The update also noted that a burial team had been "violently attacked" after they interred an Ebola victim in the town of Katwa. The corpses of victims are highly contagious, requiring special precautions to ensure the disease is not transmitted at funerals.
Nearly five days of Ebola response activities were halted in Butembo and surrounding areas recently because of the insecurity, WHO said.
"The ongoing violent attacks sow fear, perpetuate mistrust, and further compound the multitude of challenges already faced by frontline health care workers," it said. "Without commitment from all groups to cease these attacks, it is unlikely that this (Ebola) outbreak can remain successfully contained in North Kivu and Ituri provinces."
David Miliband, president of International Rescue Committee, has met with health workers in the regional capital of Goma this week. Some fear it could take another year to get the disease under control, he said.
"There is a real concern to make sure it doesn't spread to Goma," he said. "And so this is, I think, a more dangerous situation than is widely recognized outside the country."
The outbreak, which has killed 1,074 people, marks the first time that Ebola has struck inside a conflict zone. Eastern Congo has suffered decades of violence perpetrated by warring rebel groups and militias awash in arms.
The affected area, though, is also close to Congo's borders with Uganda and Rwanda, and health officials in both countries have been preparing in case someone sick with Ebola should bring the disease across international borders.
WHO and others have previously said that the risk of that happening was low. The difficulties in accessing some of the hardest hit areas in Congo, though, means that health workers are struggling to isolate the sick, and track down and isolate their caregivers and family members.
About half of those dying remained in their homes instead of seeking treatment at Ebola health centers, giving the virus an opportunity to spread to those in physical contact with victims.

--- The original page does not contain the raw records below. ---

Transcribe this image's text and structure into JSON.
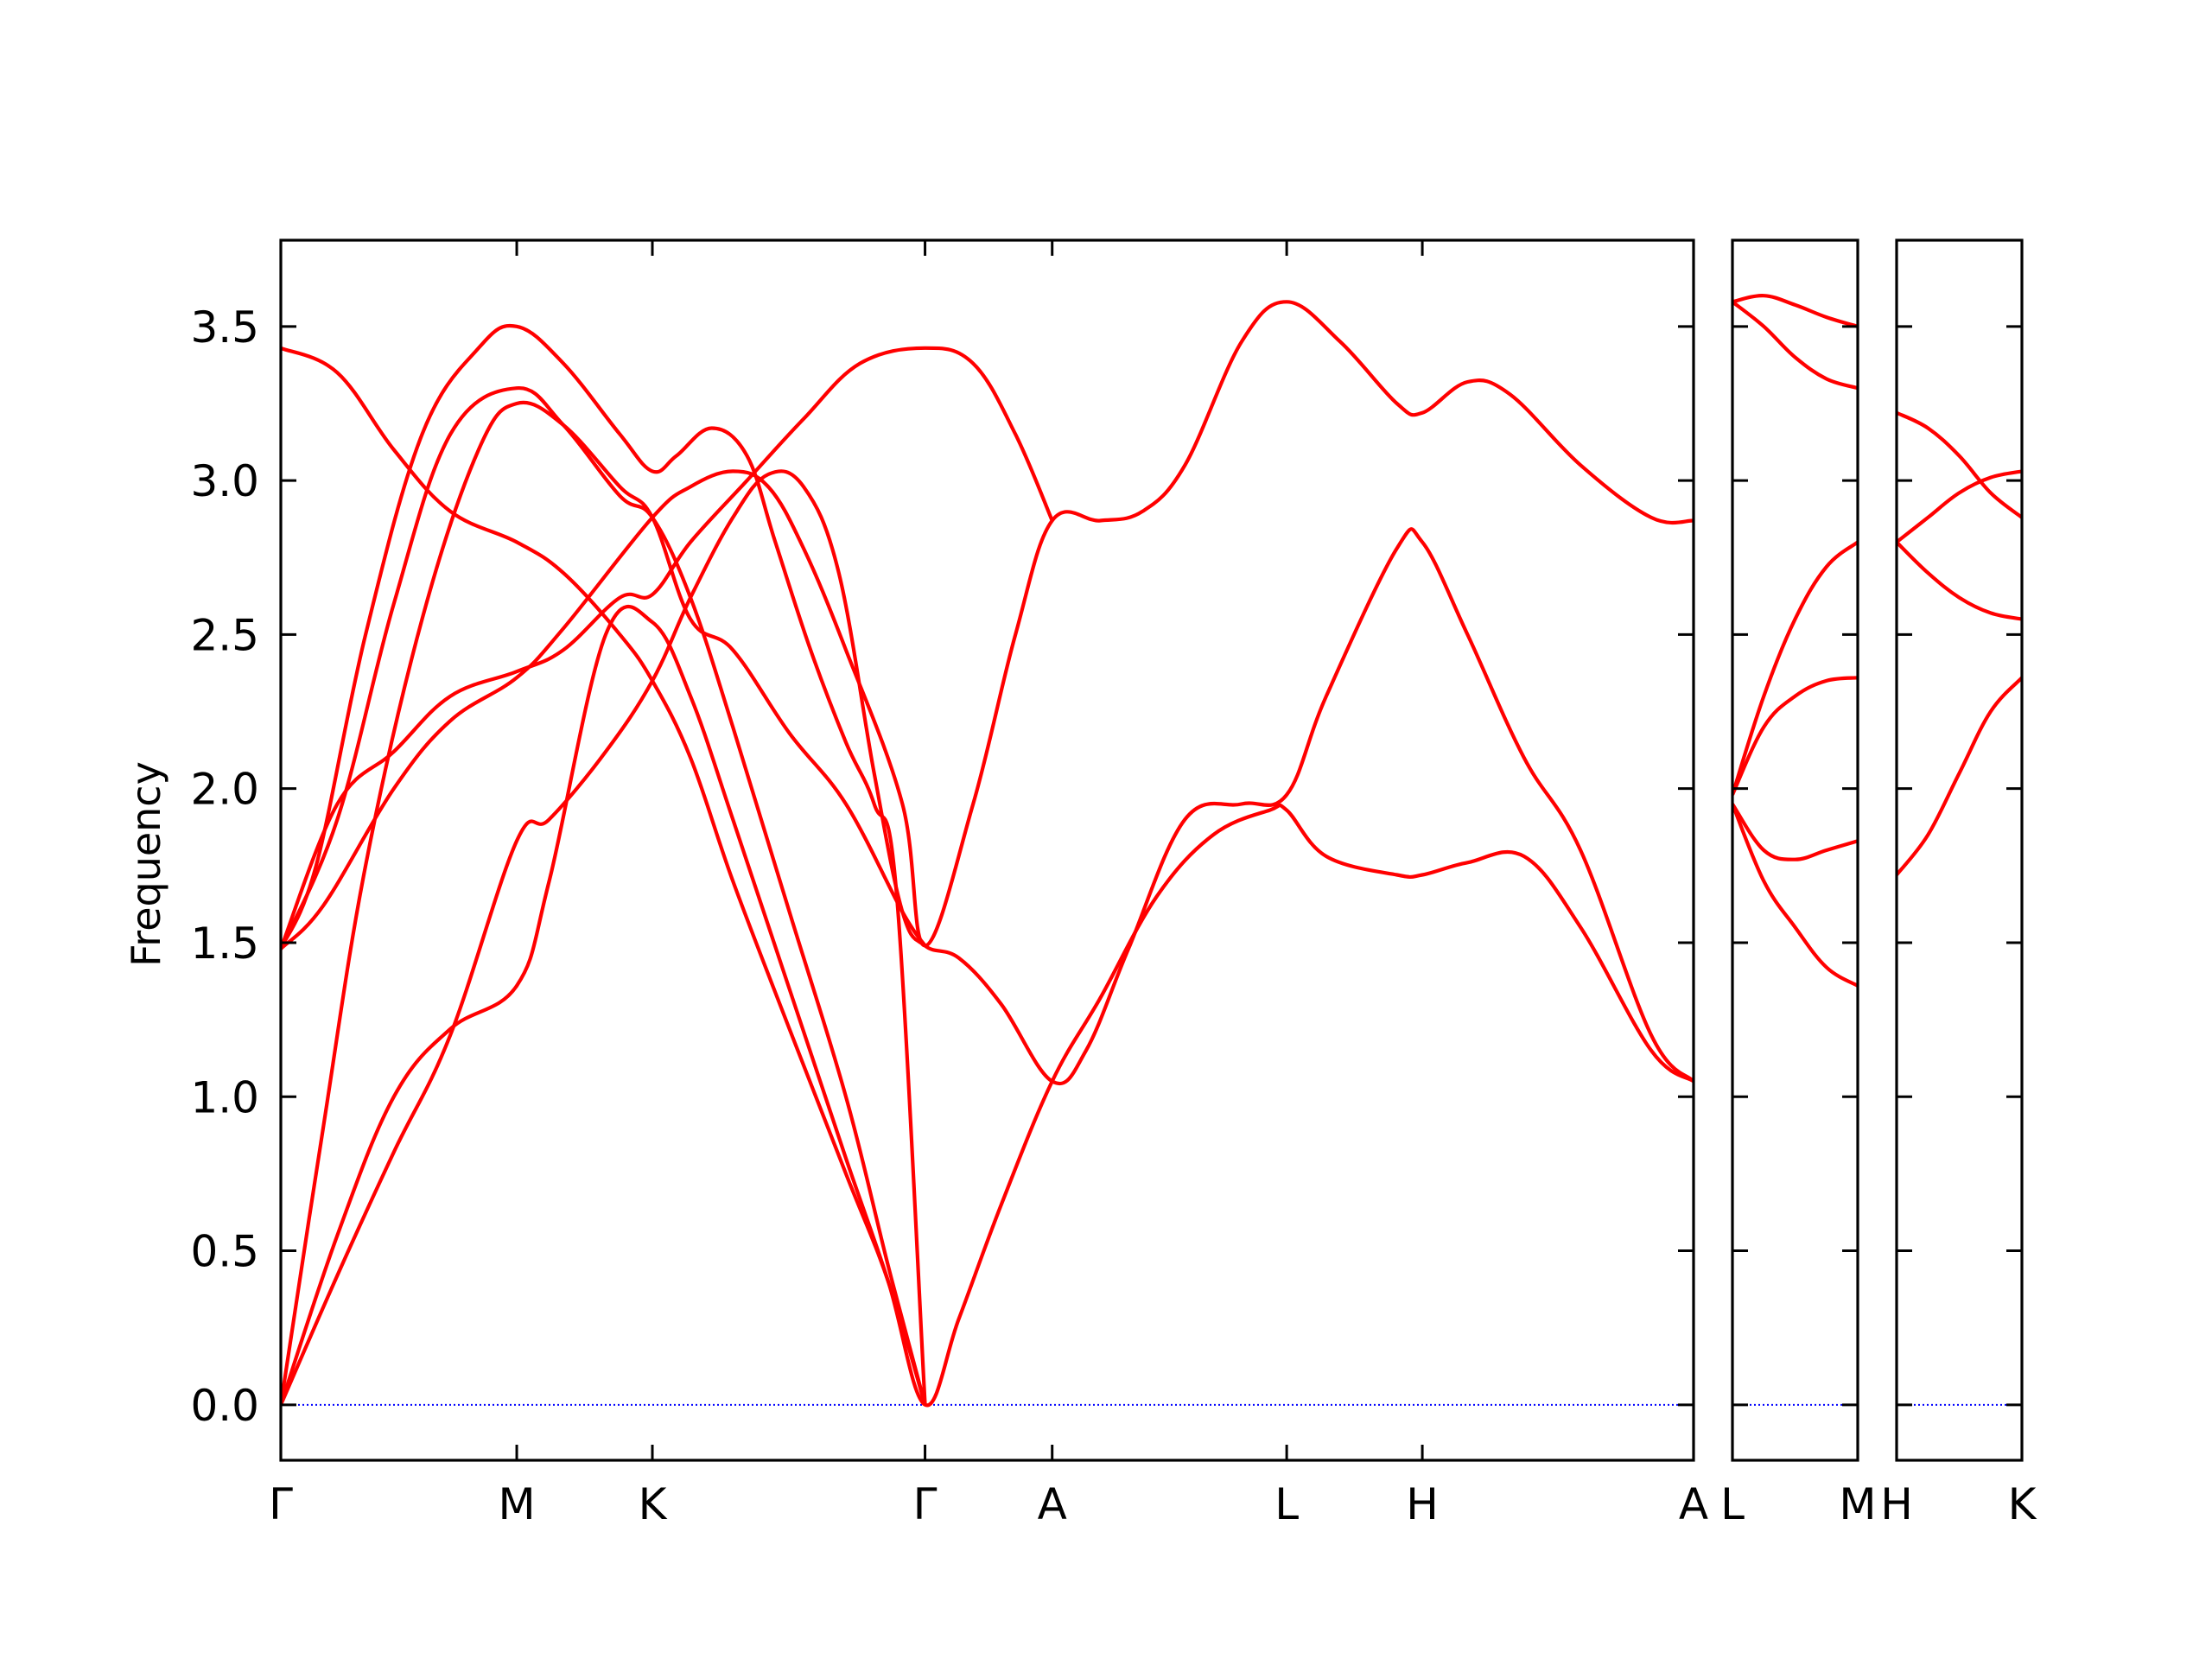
{
  "chart_data": {
    "type": "line",
    "title": "",
    "xlabel": "",
    "ylabel": "Frequency",
    "ylim": [
      -0.18,
      3.78
    ],
    "yticks": [
      "0.0",
      "0.5",
      "1.0",
      "1.5",
      "2.0",
      "2.5",
      "3.0",
      "3.5"
    ],
    "grid": false,
    "legend": "none",
    "colors": {
      "bands": "#ff0000",
      "zero_line": "#0000ff",
      "axes": "#000000"
    },
    "panels": [
      {
        "xlim": [
          0,
          1000
        ],
        "ticks": [
          {
            "x": 0,
            "label": "Γ"
          },
          {
            "x": 167,
            "label": "M"
          },
          {
            "x": 263,
            "label": "K"
          },
          {
            "x": 456,
            "label": "Γ"
          },
          {
            "x": 546,
            "label": "A"
          },
          {
            "x": 712,
            "label": "L"
          },
          {
            "x": 808,
            "label": "H"
          },
          {
            "x": 1000,
            "label": "A"
          }
        ],
        "bands": [
          [
            [
              0,
              0
            ],
            [
              40,
              0.42
            ],
            [
              80,
              0.82
            ],
            [
              120,
              1.2
            ],
            [
              167,
              1.83
            ],
            [
              190,
              1.9
            ],
            [
              230,
              2.12
            ],
            [
              263,
              2.35
            ],
            [
              290,
              2.62
            ],
            [
              320,
              2.88
            ],
            [
              345,
              3.02
            ],
            [
              370,
              2.98
            ],
            [
              395,
              2.7
            ],
            [
              420,
              2.05
            ],
            [
              440,
              1.6
            ],
            [
              456,
              1.49
            ],
            [
              480,
              1.45
            ],
            [
              510,
              1.3
            ],
            [
              546,
              1.05
            ],
            [
              570,
              1.15
            ],
            [
              600,
              1.48
            ],
            [
              640,
              1.9
            ],
            [
              680,
              1.95
            ],
            [
              712,
              1.98
            ],
            [
              740,
              2.3
            ],
            [
              790,
              2.78
            ],
            [
              808,
              2.8
            ],
            [
              840,
              2.5
            ],
            [
              880,
              2.1
            ],
            [
              920,
              1.8
            ],
            [
              970,
              1.2
            ],
            [
              1000,
              1.05
            ]
          ],
          [
            [
              0,
              0
            ],
            [
              40,
              0.55
            ],
            [
              80,
              1.0
            ],
            [
              120,
              1.22
            ],
            [
              167,
              1.36
            ],
            [
              190,
              1.7
            ],
            [
              230,
              2.5
            ],
            [
              263,
              2.54
            ],
            [
              290,
              2.3
            ],
            [
              320,
              1.9
            ],
            [
              360,
              1.35
            ],
            [
              400,
              0.8
            ],
            [
              430,
              0.4
            ],
            [
              456,
              0
            ],
            [
              480,
              0.28
            ],
            [
              510,
              0.65
            ],
            [
              546,
              1.05
            ],
            [
              580,
              1.32
            ],
            [
              620,
              1.65
            ],
            [
              660,
              1.85
            ],
            [
              700,
              1.93
            ],
            [
              712,
              1.93
            ],
            [
              740,
              1.78
            ],
            [
              790,
              1.72
            ],
            [
              808,
              1.72
            ],
            [
              840,
              1.76
            ],
            [
              880,
              1.78
            ],
            [
              920,
              1.55
            ],
            [
              970,
              1.15
            ],
            [
              1000,
              1.05
            ]
          ],
          [
            [
              0,
              1.48
            ],
            [
              30,
              1.62
            ],
            [
              80,
              2.0
            ],
            [
              120,
              2.22
            ],
            [
              167,
              2.36
            ],
            [
              200,
              2.52
            ],
            [
              263,
              2.88
            ],
            [
              290,
              2.98
            ],
            [
              320,
              3.03
            ],
            [
              345,
              2.98
            ],
            [
              370,
              2.78
            ],
            [
              400,
              2.45
            ],
            [
              440,
              1.95
            ],
            [
              456,
              1.49
            ],
            [
              490,
              1.95
            ],
            [
              520,
              2.5
            ],
            [
              546,
              2.87
            ],
            [
              580,
              2.87
            ],
            [
              610,
              2.9
            ],
            [
              640,
              3.05
            ],
            [
              680,
              3.45
            ],
            [
              712,
              3.58
            ],
            [
              750,
              3.45
            ],
            [
              790,
              3.25
            ],
            [
              808,
              3.22
            ],
            [
              840,
              3.32
            ],
            [
              870,
              3.28
            ],
            [
              920,
              3.05
            ],
            [
              970,
              2.88
            ],
            [
              1000,
              2.87
            ]
          ],
          [
            [
              0,
              1.48
            ],
            [
              40,
              1.9
            ],
            [
              80,
              2.6
            ],
            [
              120,
              3.15
            ],
            [
              167,
              3.3
            ],
            [
              200,
              3.18
            ],
            [
              240,
              2.95
            ],
            [
              263,
              2.88
            ],
            [
              290,
              2.62
            ],
            [
              320,
              2.2
            ],
            [
              360,
              1.6
            ],
            [
              400,
              1.0
            ],
            [
              430,
              0.45
            ],
            [
              456,
              0
            ]
          ],
          [
            [
              0,
              1.48
            ],
            [
              25,
              1.75
            ],
            [
              60,
              2.5
            ],
            [
              100,
              3.15
            ],
            [
              140,
              3.43
            ],
            [
              167,
              3.5
            ],
            [
              200,
              3.38
            ],
            [
              240,
              3.15
            ],
            [
              263,
              3.03
            ],
            [
              280,
              3.08
            ],
            [
              305,
              3.17
            ],
            [
              330,
              3.08
            ],
            [
              350,
              2.8
            ],
            [
              375,
              2.45
            ],
            [
              400,
              2.15
            ],
            [
              420,
              1.95
            ],
            [
              436,
              1.65
            ],
            [
              456,
              0
            ]
          ],
          [
            [
              0,
              3.43
            ],
            [
              40,
              3.35
            ],
            [
              80,
              3.1
            ],
            [
              120,
              2.9
            ],
            [
              167,
              2.8
            ],
            [
              200,
              2.7
            ],
            [
              240,
              2.5
            ],
            [
              263,
              2.35
            ],
            [
              290,
              2.1
            ],
            [
              320,
              1.7
            ],
            [
              360,
              1.22
            ],
            [
              400,
              0.75
            ],
            [
              430,
              0.4
            ],
            [
              456,
              0
            ]
          ],
          [
            [
              0,
              0
            ],
            [
              30,
              0.9
            ],
            [
              60,
              1.75
            ],
            [
              100,
              2.55
            ],
            [
              140,
              3.1
            ],
            [
              167,
              3.25
            ],
            [
              200,
              3.18
            ],
            [
              240,
              2.98
            ],
            [
              263,
              2.88
            ],
            [
              290,
              2.55
            ],
            [
              320,
              2.45
            ],
            [
              360,
              2.18
            ],
            [
              400,
              1.95
            ],
            [
              440,
              1.6
            ],
            [
              456,
              1.49
            ]
          ],
          [
            [
              0,
              1.48
            ],
            [
              40,
              1.95
            ],
            [
              80,
              2.12
            ],
            [
              120,
              2.3
            ],
            [
              167,
              2.38
            ],
            [
              200,
              2.45
            ],
            [
              240,
              2.62
            ],
            [
              263,
              2.63
            ],
            [
              290,
              2.8
            ],
            [
              330,
              3.0
            ],
            [
              370,
              3.2
            ],
            [
              410,
              3.38
            ],
            [
              456,
              3.43
            ],
            [
              490,
              3.38
            ],
            [
              520,
              3.15
            ],
            [
              546,
              2.87
            ]
          ]
        ]
      },
      {
        "xlim": [
          0,
          1
        ],
        "ticks": [
          {
            "x": 0,
            "label": "L"
          },
          {
            "x": 1,
            "label": "M"
          }
        ],
        "bands": [
          [
            [
              0,
              3.58
            ],
            [
              0.25,
              3.6
            ],
            [
              0.5,
              3.57
            ],
            [
              0.75,
              3.53
            ],
            [
              1,
              3.5
            ]
          ],
          [
            [
              0,
              3.58
            ],
            [
              0.25,
              3.5
            ],
            [
              0.5,
              3.4
            ],
            [
              0.75,
              3.33
            ],
            [
              1,
              3.3
            ]
          ],
          [
            [
              0,
              1.98
            ],
            [
              0.25,
              2.3
            ],
            [
              0.5,
              2.55
            ],
            [
              0.75,
              2.72
            ],
            [
              1,
              2.8
            ]
          ],
          [
            [
              0,
              1.98
            ],
            [
              0.25,
              2.2
            ],
            [
              0.5,
              2.3
            ],
            [
              0.75,
              2.35
            ],
            [
              1,
              2.36
            ]
          ],
          [
            [
              0,
              1.95
            ],
            [
              0.25,
              1.8
            ],
            [
              0.5,
              1.77
            ],
            [
              0.75,
              1.8
            ],
            [
              1,
              1.83
            ]
          ],
          [
            [
              0,
              1.95
            ],
            [
              0.25,
              1.7
            ],
            [
              0.5,
              1.55
            ],
            [
              0.75,
              1.42
            ],
            [
              1,
              1.36
            ]
          ]
        ]
      },
      {
        "xlim": [
          0,
          1
        ],
        "ticks": [
          {
            "x": 0,
            "label": "H"
          },
          {
            "x": 1,
            "label": "K"
          }
        ],
        "bands": [
          [
            [
              0,
              3.22
            ],
            [
              0.25,
              3.17
            ],
            [
              0.5,
              3.08
            ],
            [
              0.75,
              2.96
            ],
            [
              1,
              2.88
            ]
          ],
          [
            [
              0,
              2.8
            ],
            [
              0.25,
              2.88
            ],
            [
              0.5,
              2.96
            ],
            [
              0.75,
              3.01
            ],
            [
              1,
              3.03
            ]
          ],
          [
            [
              0,
              2.8
            ],
            [
              0.25,
              2.7
            ],
            [
              0.5,
              2.62
            ],
            [
              0.75,
              2.57
            ],
            [
              1,
              2.55
            ]
          ],
          [
            [
              0,
              1.72
            ],
            [
              0.25,
              1.85
            ],
            [
              0.5,
              2.05
            ],
            [
              0.75,
              2.25
            ],
            [
              1,
              2.36
            ]
          ]
        ]
      }
    ]
  }
}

Amid the rising number of cases, WHO said Friday that an advisory group was now recommending that those at high risk of contracting Ebola be given a vaccine dose of 0.5mL of vaccine instead of 1mL. The group is proposing that the vaccine be given more widely, including to those living in communities where there have been recent Ebola cases.
In addition to the risks posed by militias there also has been widespread community mistrust in eastern Congo, a byproduct of years of conflict and grievances with the government. WHO said it was aiming to have the of majority vaccine teams comprised of local health workers by the end of the month in an effort to reduce tensions.